PROVIDENCE – Project Weber/RENEW is getting a seven-figure financial boost from the former wife of Amazon.com Inc. founder Jeff Bezos, and it arrived at the perfect time for the organization.
The local organization that provides peer-led harm reduction and recovery support services has received a $1 million gift from philanthropist MacKenzie Scott from her Yield Giving Open Call. The initiative announced on Tuesday that it has distributed $640 million to 361 nonprofits across the U.S. within communities experiencing significant needs.
Project Weber/RENEW is the lone Rhode Island-based organization that received a grant from Scott in this round. Project Weber/RENEW spokesperson Amanda Roman told Providence Business News on Wednesday that the grant from Scott “could not have come at a better time” for the organization.

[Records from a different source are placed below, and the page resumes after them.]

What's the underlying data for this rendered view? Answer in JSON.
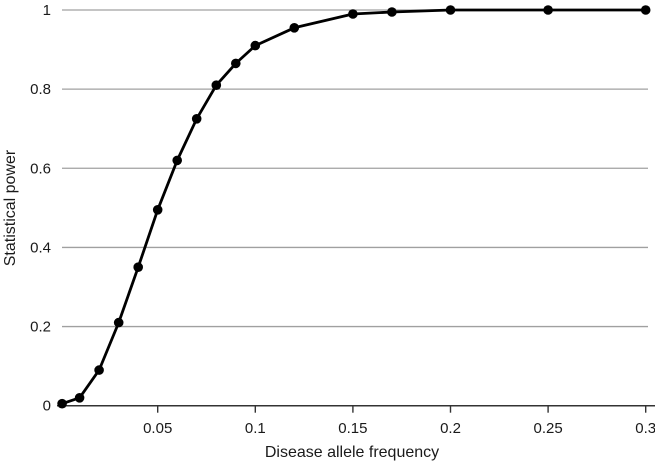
{
  "chart_data": {
    "type": "line",
    "title": "",
    "xlabel": "Disease allele frequency",
    "ylabel": "Statistical power",
    "x": [
      0.001,
      0.01,
      0.02,
      0.03,
      0.04,
      0.05,
      0.06,
      0.07,
      0.08,
      0.09,
      0.1,
      0.12,
      0.15,
      0.17,
      0.2,
      0.25,
      0.3
    ],
    "series": [
      {
        "name": "Statistical power",
        "values": [
          0.005,
          0.02,
          0.09,
          0.21,
          0.35,
          0.495,
          0.62,
          0.725,
          0.81,
          0.865,
          0.91,
          0.955,
          0.99,
          0.995,
          1.0,
          1.0,
          1.0
        ]
      }
    ],
    "xlim": [
      0,
      0.305
    ],
    "ylim": [
      0,
      1
    ],
    "x_ticks": [
      0.05,
      0.1,
      0.15,
      0.2,
      0.25,
      0.3
    ],
    "x_tick_labels": [
      "0.05",
      "0.1",
      "0.15",
      "0.2",
      "0.25",
      "0.3"
    ],
    "y_ticks": [
      0,
      0.2,
      0.4,
      0.6,
      0.8,
      1
    ],
    "y_tick_labels": [
      "0",
      "0.2",
      "0.4",
      "0.6",
      "0.8",
      "1"
    ],
    "grid": "horizontal",
    "legend": "none",
    "marker": "filled-circle",
    "colors": {
      "line": "#000000",
      "marker": "#000000",
      "gridline": "#a0a0a0",
      "axis": "#333333",
      "text": "#1a1a1a",
      "background": "#ffffff"
    }
  }
}
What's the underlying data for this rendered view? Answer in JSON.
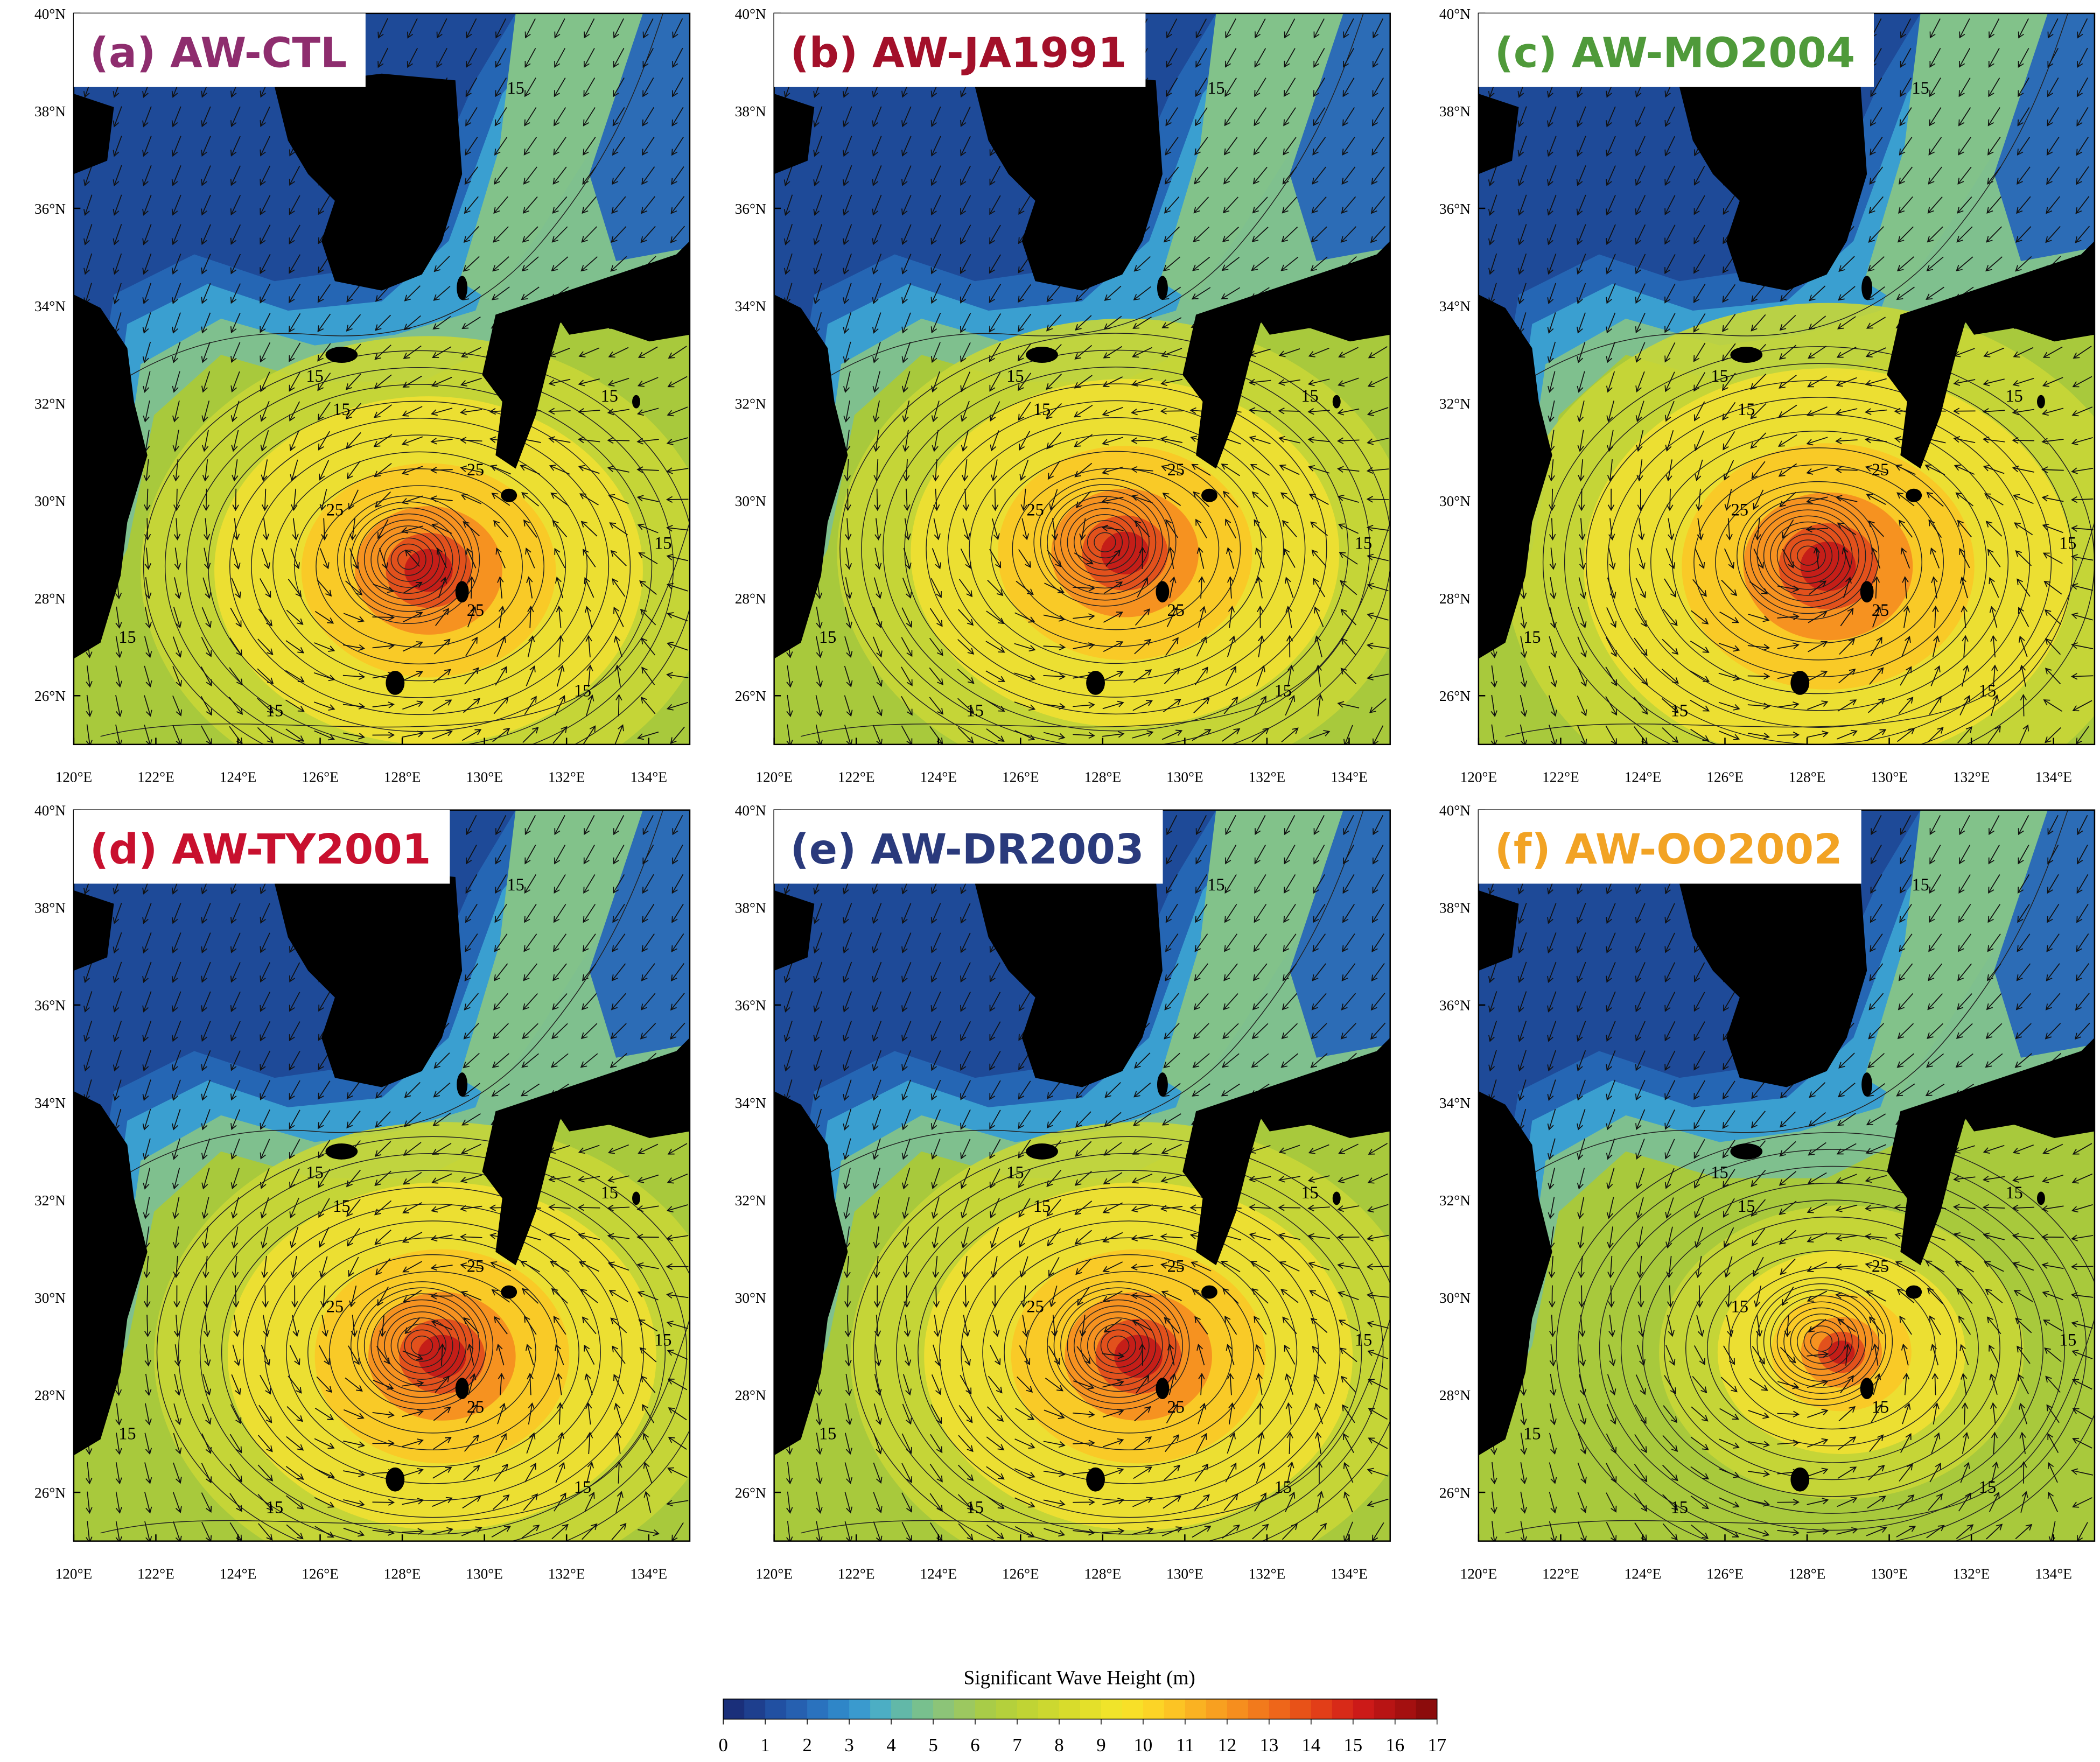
{
  "panels": [
    {
      "title": "(a) AW-CTL",
      "title_color": "#8e2d6e",
      "contour_labels": [
        "15",
        "15",
        "15",
        "25",
        "25",
        "25",
        "15",
        "15",
        "15",
        "15",
        "15"
      ]
    },
    {
      "title": "(b) AW-JA1991",
      "title_color": "#a3102a",
      "contour_labels": [
        "15",
        "15",
        "15",
        "25",
        "25",
        "25",
        "15",
        "15",
        "15",
        "15",
        "15"
      ]
    },
    {
      "title": "(c) AW-MO2004",
      "title_color": "#4f9a3a",
      "contour_labels": [
        "15",
        "15",
        "15",
        "25",
        "25",
        "25",
        "15",
        "15",
        "15",
        "15",
        "15"
      ]
    },
    {
      "title": "(d) AW-TY2001",
      "title_color": "#c8102e",
      "contour_labels": [
        "15",
        "15",
        "15",
        "25",
        "25",
        "25",
        "15",
        "15",
        "15",
        "15",
        "15"
      ]
    },
    {
      "title": "(e) AW-DR2003",
      "title_color": "#2a3a7c",
      "contour_labels": [
        "15",
        "15",
        "15",
        "25",
        "25",
        "25",
        "15",
        "15",
        "15",
        "15",
        "15"
      ]
    },
    {
      "title": "(f) AW-OO2002",
      "title_color": "#f2a324",
      "contour_labels": [
        "15",
        "15",
        "15",
        "25",
        "15",
        "15",
        "15",
        "15",
        "15",
        "15",
        "15"
      ]
    }
  ],
  "lat_ticks": [
    {
      "value": 26,
      "label": "26°N"
    },
    {
      "value": 28,
      "label": "28°N"
    },
    {
      "value": 30,
      "label": "30°N"
    },
    {
      "value": 32,
      "label": "32°N"
    },
    {
      "value": 34,
      "label": "34°N"
    },
    {
      "value": 36,
      "label": "36°N"
    },
    {
      "value": 38,
      "label": "38°N"
    },
    {
      "value": 40,
      "label": "40°N"
    }
  ],
  "lon_ticks": [
    {
      "value": 120,
      "label": "120°E"
    },
    {
      "value": 122,
      "label": "122°E"
    },
    {
      "value": 124,
      "label": "124°E"
    },
    {
      "value": 126,
      "label": "126°E"
    },
    {
      "value": 128,
      "label": "128°E"
    },
    {
      "value": 130,
      "label": "130°E"
    },
    {
      "value": 132,
      "label": "132°E"
    },
    {
      "value": 134,
      "label": "134°E"
    }
  ],
  "lat_range": [
    25,
    40
  ],
  "lon_range": [
    120,
    135
  ],
  "colorbar": {
    "title": "Significant Wave Height  (m)",
    "ticks": [
      0,
      1,
      2,
      3,
      4,
      5,
      6,
      7,
      8,
      9,
      10,
      11,
      12,
      13,
      14,
      15,
      16,
      17
    ],
    "colors": [
      "#1a2f7a",
      "#1e3f8e",
      "#2150a2",
      "#2660b0",
      "#2a72be",
      "#2f86c8",
      "#3a9ace",
      "#4caec4",
      "#62b8a8",
      "#78c08e",
      "#8cc478",
      "#9cc860",
      "#a8cc48",
      "#b4d03c",
      "#c0d434",
      "#ccd830",
      "#d8dc2c",
      "#e4e02a",
      "#f0e42a",
      "#f8e028",
      "#fcd426",
      "#fcc424",
      "#fab222",
      "#f8a020",
      "#f68e1e",
      "#f27a1c",
      "#ee661a",
      "#e85218",
      "#e23e18",
      "#d82a18",
      "#cc1a18",
      "#b81414",
      "#a41010",
      "#8c0c0c"
    ]
  }
}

Roman said COVID-19 support funding and opioid settlement dollars are drying up, and some of the organization’s critical programming was facing a “potential funding cliff” with demand for those services remaining high. One program that was at risk of being cut was Project Weber/RENEW’s recovery housing program, which provides comprehensive case management, peer-recovery support, and direct financial payments for housing to individuals who are interested in entering recovery housing.
That program recently celebrated placing more than 1,000 individuals into recovery housing within the last three years, Roman said. But Project Weber/RENEW, Roman said, had to drastically decrease the number of individuals the organization could provide recovery housing for due to funding for the program running low.
Now, the funds, Roman said, will be used to provide retention and longevity bonuses for Project Weber/RENEW staff who worked to address the overdose crisis, to create a reserve fund to secure the organization’s future and to sustain its current programs that were “in danger of being cut,” including the recovery housing program. She also said the nonprofit will also use some of the funding as seed funding for its capital campaign to support the purchase and rehabilitation of the overdose prevention center and new Providence drop-in center, as well as funding to purchase a permanent home for Project Weber/RENEW’s Pawtucket/Central Falls program.
“We have been working diligently to try and raise funds to fill those gaps, and we’re just happy that it’s worked out,” Roman said.
Other local organizations in the past had received grant monies from Scott. Among them was Planned Parenthood of Southern New England receiving $17 million back in 2022. In 2020, the United Way of Rhode Island Inc.
received $10 million from Scott, which was utilized for both supporting the organization’s long-term goals and
promoting racial equity.
The Providence Community Health Centers Inc. last year received $9 million from Scott to further support the nonprofit’s efforts to provide community health care to those in need.